Some, like China and Russia, banned pork imports from the U.S. and Mexico. Several others, such as Japan and Indonesia, used thermographic devices to test the temperature of passengers arriving from Mexico.
The Philippines' health department urged people to avoid kissing and hugging in public.
U.S. President Barack Obama said the outbreak was a cause for concern, not for alarm. The government urged travelers to avoid non-essential travel to Mexico. Tell us what you think about the swine flu outbreak
About 35,000 public venues in Mexico City have been shut down and restaurants are serving only take-out meals as officials try to contain the outbreak.
Authorities have also closed bars, pubs, movie theaters, pool halls, theaters, gyms, sport centers and convention halls until May 6.
Armed police officers are also guarding hospitals in Mexico City while roads and schools in the city of 20 million people are deserted. Officials also have talked about shutting down the bus and subway systems.
Some health experts fear the disease could become a pandemic, partly because it has killed young, healthy adults in Mexico.
The U.S. Food and Drug Administration issued emergency authorization for the use of two of the most common anti-viral drugs, Tamiflu and Relenza.
In Mexico City, however, there is a shortage of such medication. And the government ran out of surgical masks after handing them out to one out of every five residents.
Panicked citizens continue to flood in night and day at hospitals, only to be turned away by armed guards.
Swine flu is a contagious respiratory disease that usually affects pigs.
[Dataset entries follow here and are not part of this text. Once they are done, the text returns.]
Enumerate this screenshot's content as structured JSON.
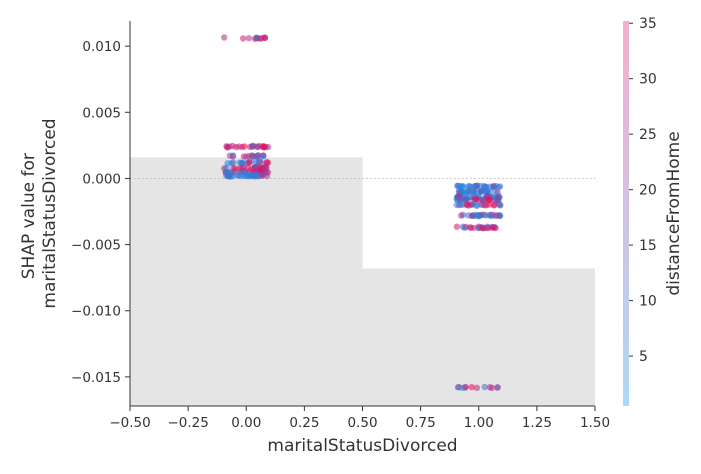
{
  "chart_data": {
    "type": "scatter",
    "title": "",
    "xlabel": "maritalStatusDivorced",
    "ylabel_lines": [
      "SHAP value for",
      "maritalStatusDivorced"
    ],
    "xlim": [
      -0.5,
      1.5
    ],
    "ylim": [
      -0.0172,
      0.0119
    ],
    "xticks": [
      -0.5,
      -0.25,
      0.0,
      0.25,
      0.5,
      0.75,
      1.0,
      1.25,
      1.5
    ],
    "xtick_labels": [
      "−0.50",
      "−0.25",
      "0.00",
      "0.25",
      "0.50",
      "0.75",
      "1.00",
      "1.25",
      "1.50"
    ],
    "yticks": [
      0.01,
      0.005,
      0.0,
      -0.005,
      -0.01,
      -0.015
    ],
    "ytick_labels": [
      "0.010",
      "0.005",
      "0.000",
      "−0.005",
      "−0.010",
      "−0.015"
    ],
    "zero_line": 0.0,
    "background_histogram": {
      "color": "#e5e5e5",
      "bins": [
        {
          "x0": -0.5,
          "x1": 0.5,
          "y_top": 0.0016
        },
        {
          "x0": 0.5,
          "x1": 1.5,
          "y_top": -0.0068
        }
      ]
    },
    "point_groups": [
      {
        "x": 0.0,
        "y": 0.0106,
        "n": 12,
        "low_frac": 0.1
      },
      {
        "x": 0.0,
        "y": 0.0024,
        "n": 22,
        "low_frac": 0.1
      },
      {
        "x": 0.0,
        "y": 0.0017,
        "n": 16,
        "low_frac": 0.4
      },
      {
        "x": 0.0,
        "y": 0.0012,
        "n": 18,
        "low_frac": 0.55
      },
      {
        "x": 0.0,
        "y": 0.0008,
        "n": 26,
        "low_frac": 0.3
      },
      {
        "x": 0.0,
        "y": 0.0005,
        "n": 26,
        "low_frac": 0.5
      },
      {
        "x": 0.0,
        "y": 0.0002,
        "n": 30,
        "low_frac": 0.9
      },
      {
        "x": 1.0,
        "y": -0.0006,
        "n": 26,
        "low_frac": 0.95
      },
      {
        "x": 1.0,
        "y": -0.001,
        "n": 28,
        "low_frac": 0.95
      },
      {
        "x": 1.0,
        "y": -0.0014,
        "n": 28,
        "low_frac": 0.85
      },
      {
        "x": 1.0,
        "y": -0.0016,
        "n": 26,
        "low_frac": 0.5
      },
      {
        "x": 1.0,
        "y": -0.002,
        "n": 22,
        "low_frac": 0.7
      },
      {
        "x": 1.0,
        "y": -0.0028,
        "n": 24,
        "low_frac": 0.6
      },
      {
        "x": 1.0,
        "y": -0.0037,
        "n": 22,
        "low_frac": 0.3
      },
      {
        "x": 1.0,
        "y": -0.0158,
        "n": 12,
        "low_frac": 0.3
      }
    ],
    "colorbar": {
      "label": "distanceFromHome",
      "range": [
        0.5,
        35.2
      ],
      "ticks": [
        5,
        10,
        15,
        20,
        25,
        30,
        35
      ],
      "tick_labels": [
        "5",
        "10",
        "15",
        "20",
        "25",
        "30",
        "35"
      ],
      "color_low": "#aed8f5",
      "color_high": "#f5aece",
      "point_color_low": "#1e88e5",
      "point_color_high": "#ff0052"
    }
  }
}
It is caused by a type-A influenza virus. The current strain is a new variation of an H1N1 virus, which is a mix of human and animal versions.
When the flu spreads person-to-person, instead of from animals to humans, it can continue to mutate, making it harder to treat or fight off because people have no natural immunity.
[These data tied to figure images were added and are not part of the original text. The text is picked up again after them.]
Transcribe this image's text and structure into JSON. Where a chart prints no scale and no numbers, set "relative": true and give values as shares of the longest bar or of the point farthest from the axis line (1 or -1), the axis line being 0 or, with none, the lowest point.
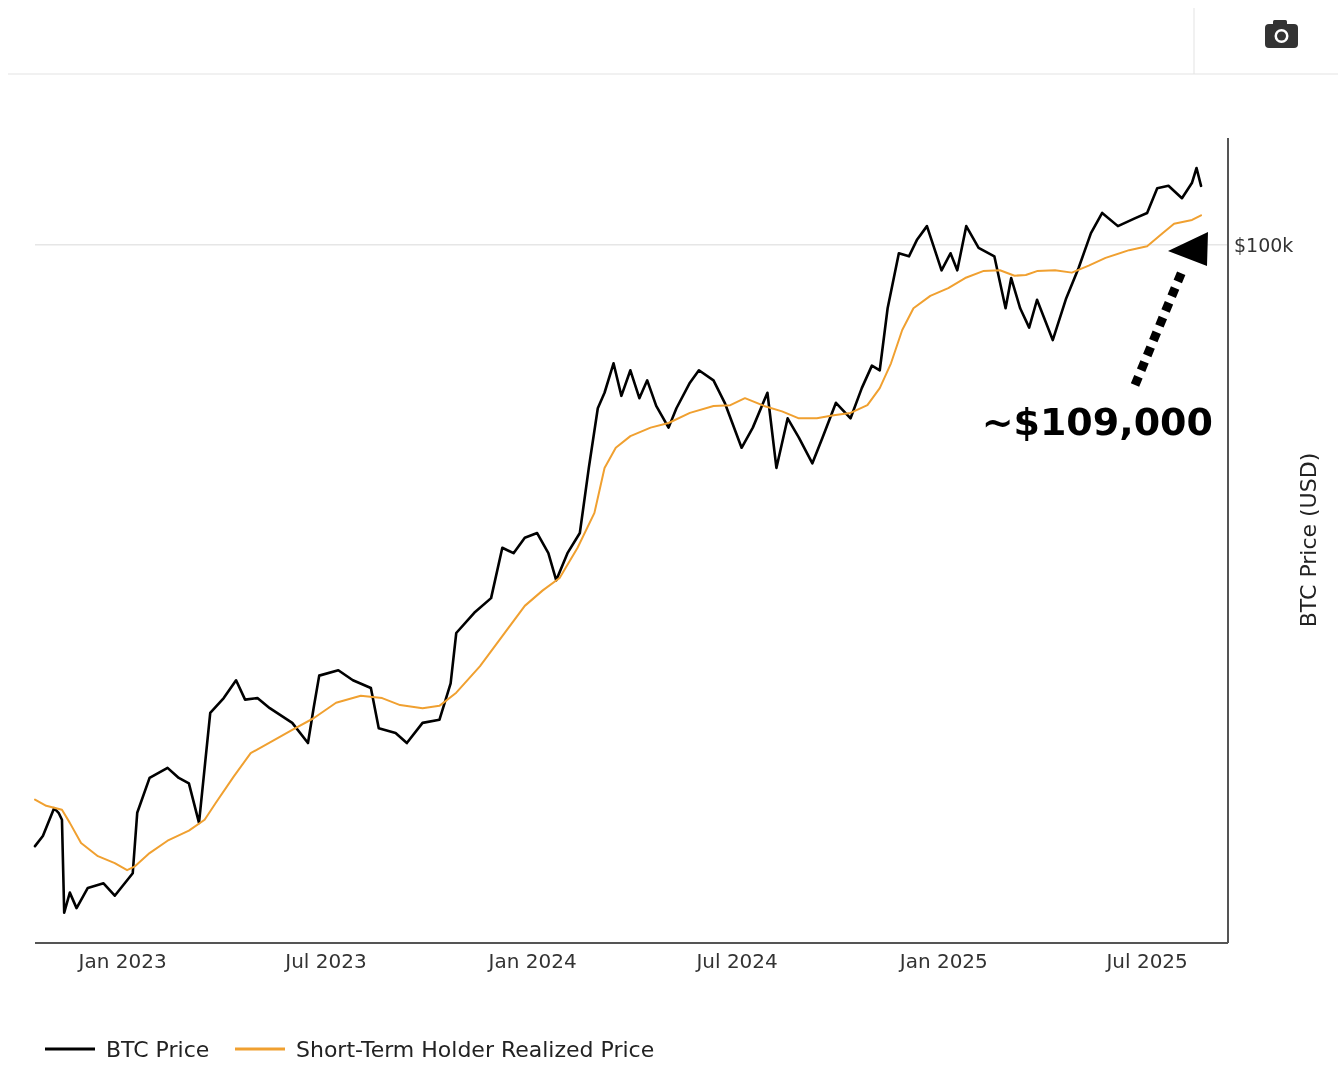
{
  "chart_data": {
    "type": "line",
    "relative": true,
    "ylabel": "BTC Price (USD)",
    "legend": "bottom",
    "line_style": "solid",
    "xlim": [
      "2022-10-15",
      "2025-09-11"
    ],
    "xticks": [
      {
        "value": "2023-01-01",
        "label": "Jan 2023"
      },
      {
        "value": "2023-07-01",
        "label": "Jul 2023"
      },
      {
        "value": "2024-01-01",
        "label": "Jan 2024"
      },
      {
        "value": "2024-07-01",
        "label": "Jul 2024"
      },
      {
        "value": "2025-01-01",
        "label": "Jan 2025"
      },
      {
        "value": "2025-07-01",
        "label": "Jul 2025"
      }
    ],
    "ref_lines": [
      {
        "axis": "y",
        "value": 0.901,
        "label": "$100k",
        "color": "#e6e6e6"
      }
    ],
    "annotations": [
      "~$109,000"
    ],
    "series": [
      {
        "name": "BTC Price",
        "color": "#000000",
        "x": [
          "2022-10-15",
          "2022-10-22",
          "2022-11-01",
          "2022-11-05",
          "2022-11-08",
          "2022-11-10",
          "2022-11-15",
          "2022-11-21",
          "2022-12-01",
          "2022-12-15",
          "2022-12-25",
          "2023-01-10",
          "2023-01-14",
          "2023-01-25",
          "2023-02-10",
          "2023-02-20",
          "2023-03-01",
          "2023-03-10",
          "2023-03-15",
          "2023-03-20",
          "2023-04-01",
          "2023-04-12",
          "2023-04-20",
          "2023-05-01",
          "2023-05-12",
          "2023-06-01",
          "2023-06-15",
          "2023-06-20",
          "2023-06-25",
          "2023-07-12",
          "2023-07-25",
          "2023-08-10",
          "2023-08-17",
          "2023-09-01",
          "2023-09-11",
          "2023-09-25",
          "2023-10-10",
          "2023-10-20",
          "2023-10-25",
          "2023-11-10",
          "2023-11-25",
          "2023-12-05",
          "2023-12-15",
          "2023-12-25",
          "2024-01-05",
          "2024-01-15",
          "2024-01-22",
          "2024-02-01",
          "2024-02-12",
          "2024-02-20",
          "2024-02-28",
          "2024-03-05",
          "2024-03-13",
          "2024-03-20",
          "2024-03-28",
          "2024-04-05",
          "2024-04-12",
          "2024-04-20",
          "2024-05-01",
          "2024-05-08",
          "2024-05-20",
          "2024-05-28",
          "2024-06-10",
          "2024-06-20",
          "2024-07-05",
          "2024-07-15",
          "2024-07-28",
          "2024-08-05",
          "2024-08-15",
          "2024-08-25",
          "2024-09-06",
          "2024-09-15",
          "2024-09-27",
          "2024-10-10",
          "2024-10-20",
          "2024-10-29",
          "2024-11-05",
          "2024-11-12",
          "2024-11-22",
          "2024-12-01",
          "2024-12-08",
          "2024-12-17",
          "2024-12-30",
          "2025-01-07",
          "2025-01-13",
          "2025-01-21",
          "2025-02-01",
          "2025-02-15",
          "2025-02-25",
          "2025-03-02",
          "2025-03-10",
          "2025-03-18",
          "2025-03-25",
          "2025-04-08",
          "2025-04-20",
          "2025-05-01",
          "2025-05-12",
          "2025-05-22",
          "2025-06-05",
          "2025-06-20",
          "2025-07-01",
          "2025-07-10",
          "2025-07-20",
          "2025-08-01",
          "2025-08-10",
          "2025-08-14",
          "2025-08-18"
        ],
        "values": [
          0.125,
          0.138,
          0.174,
          0.168,
          0.159,
          0.039,
          0.065,
          0.045,
          0.071,
          0.077,
          0.061,
          0.09,
          0.168,
          0.213,
          0.226,
          0.213,
          0.206,
          0.155,
          0.226,
          0.297,
          0.316,
          0.339,
          0.314,
          0.316,
          0.303,
          0.284,
          0.258,
          0.303,
          0.345,
          0.352,
          0.339,
          0.329,
          0.277,
          0.271,
          0.258,
          0.284,
          0.288,
          0.335,
          0.4,
          0.426,
          0.445,
          0.51,
          0.503,
          0.523,
          0.529,
          0.503,
          0.468,
          0.503,
          0.529,
          0.613,
          0.69,
          0.71,
          0.748,
          0.706,
          0.739,
          0.703,
          0.726,
          0.693,
          0.665,
          0.69,
          0.723,
          0.739,
          0.726,
          0.697,
          0.639,
          0.665,
          0.71,
          0.613,
          0.677,
          0.652,
          0.619,
          0.652,
          0.697,
          0.677,
          0.716,
          0.745,
          0.739,
          0.819,
          0.89,
          0.886,
          0.907,
          0.925,
          0.868,
          0.89,
          0.868,
          0.925,
          0.897,
          0.886,
          0.819,
          0.858,
          0.819,
          0.794,
          0.83,
          0.778,
          0.832,
          0.871,
          0.916,
          0.942,
          0.925,
          0.935,
          0.942,
          0.974,
          0.977,
          0.961,
          0.981,
          1.0,
          0.977
        ]
      },
      {
        "name": "Short-Term Holder Realized Price",
        "color": "#f0a030",
        "x": [
          "2022-10-15",
          "2022-10-25",
          "2022-11-08",
          "2022-11-15",
          "2022-11-25",
          "2022-12-10",
          "2022-12-25",
          "2023-01-05",
          "2023-01-12",
          "2023-01-25",
          "2023-02-10",
          "2023-03-01",
          "2023-03-15",
          "2023-03-25",
          "2023-04-10",
          "2023-04-25",
          "2023-05-15",
          "2023-06-01",
          "2023-06-20",
          "2023-07-10",
          "2023-08-01",
          "2023-08-20",
          "2023-09-05",
          "2023-09-25",
          "2023-10-10",
          "2023-10-25",
          "2023-11-15",
          "2023-12-05",
          "2023-12-25",
          "2024-01-10",
          "2024-01-25",
          "2024-02-10",
          "2024-02-25",
          "2024-03-05",
          "2024-03-15",
          "2024-03-28",
          "2024-04-15",
          "2024-05-01",
          "2024-05-20",
          "2024-06-10",
          "2024-06-25",
          "2024-07-08",
          "2024-07-25",
          "2024-08-10",
          "2024-08-25",
          "2024-09-10",
          "2024-09-25",
          "2024-10-10",
          "2024-10-25",
          "2024-11-05",
          "2024-11-15",
          "2024-11-25",
          "2024-12-05",
          "2024-12-20",
          "2025-01-05",
          "2025-01-20",
          "2025-02-05",
          "2025-02-20",
          "2025-03-05",
          "2025-03-15",
          "2025-03-25",
          "2025-04-10",
          "2025-04-25",
          "2025-05-10",
          "2025-05-25",
          "2025-06-15",
          "2025-07-01",
          "2025-07-15",
          "2025-07-25",
          "2025-08-10",
          "2025-08-18"
        ],
        "values": [
          0.185,
          0.177,
          0.172,
          0.155,
          0.129,
          0.112,
          0.103,
          0.094,
          0.099,
          0.116,
          0.132,
          0.145,
          0.159,
          0.181,
          0.215,
          0.245,
          0.261,
          0.275,
          0.29,
          0.31,
          0.319,
          0.316,
          0.307,
          0.303,
          0.306,
          0.323,
          0.357,
          0.396,
          0.435,
          0.455,
          0.471,
          0.51,
          0.555,
          0.613,
          0.639,
          0.654,
          0.665,
          0.671,
          0.684,
          0.693,
          0.694,
          0.703,
          0.693,
          0.686,
          0.677,
          0.677,
          0.681,
          0.684,
          0.694,
          0.716,
          0.748,
          0.791,
          0.819,
          0.835,
          0.845,
          0.858,
          0.867,
          0.868,
          0.861,
          0.862,
          0.867,
          0.868,
          0.865,
          0.874,
          0.884,
          0.894,
          0.899,
          0.916,
          0.928,
          0.933,
          0.939
        ]
      }
    ]
  }
}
Researchers also do not know how the new virus is jumping relatively easily from person to person, or why it is affecting society's healthiest demographic.
Its symptoms are similar to common flu. They include fever, lethargy, lack of appetite, coughing, runny nose, sore throat, nausea, vomiting and diarrhea.
The virus spreads when an infected person coughs or sneezes around another person. People can become infected by touching something with the flu virus on it and then touching their mouth, nose or eyes.
In 1968, a "Hong Kong" flu pandemic killed about 1 million people worldwide. And in 1918, a "Spanish" flu pandemic killed as many as 100 million people. Putting those figures into perspective about 36,000 people die from flu-related symptoms each year in the United States, according to the CDC.